Methods: The care and handling of animals were performed in accordance with NIH guidelines. Protocols were approved by the Animal Care and Use Committee. We performed the microarray analysis to find the specific transcriptional factors, which expressed in mouse lacrimal gland germ epithelial cells. We made artificial human messenger RNA (mRNA) of targeted transcriptional factors. By using the lipofection method, we performed a direct induction of artificial mRNA of target transcriptional factors to human ES cells, and cultured them. The morphological changes, mRNA expressions, and protein expressions including lactoferrin (LTF) were analyzed.

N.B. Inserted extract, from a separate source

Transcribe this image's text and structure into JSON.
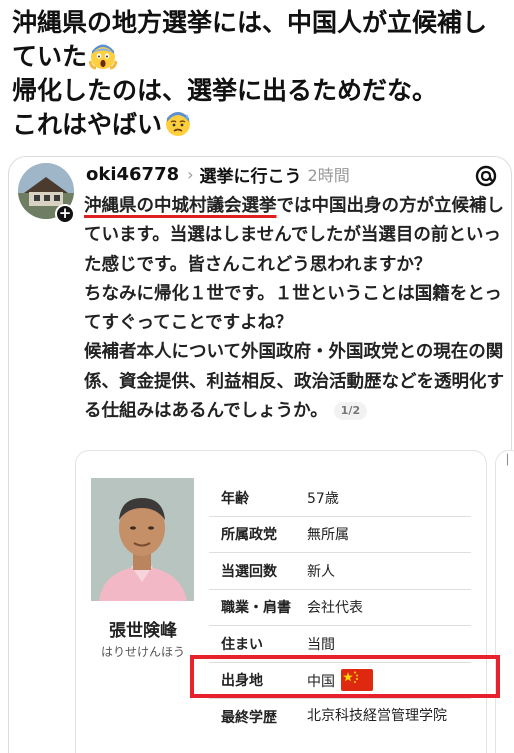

Results: Some candidate transcriptional factors expressed in mouse lacrimal gland germ epithelial cells were identified by microarray analysis. We successfully made artificial mRNA of candidates. Five days after culturing following the direct induction of artificial mRNA to human ES cells, we could observe characteristic morphological changes in the differentiated cells. The mRNA expression of PAX6 (essential for lacrimal gland development), FGF10, BARX2 (for branching morphogenesis), KRT15 (lacrimal gland epithelial cell marker), AQP5 (water channel) and LTF (major secretory protein of lacrimal gland) were increased. Moreover, the protein expression of PAX6, FGF10, BARX2, KRT15, AQP5 and LTF were also detected in the differentiated cells.

Conclusions: We identified essential transcriptional factors for lacrimal gland development, and demonstrated the direct induction of lacrimal gland epithelial cell phenotype from human ES cells by a novel method using artificial mRNA.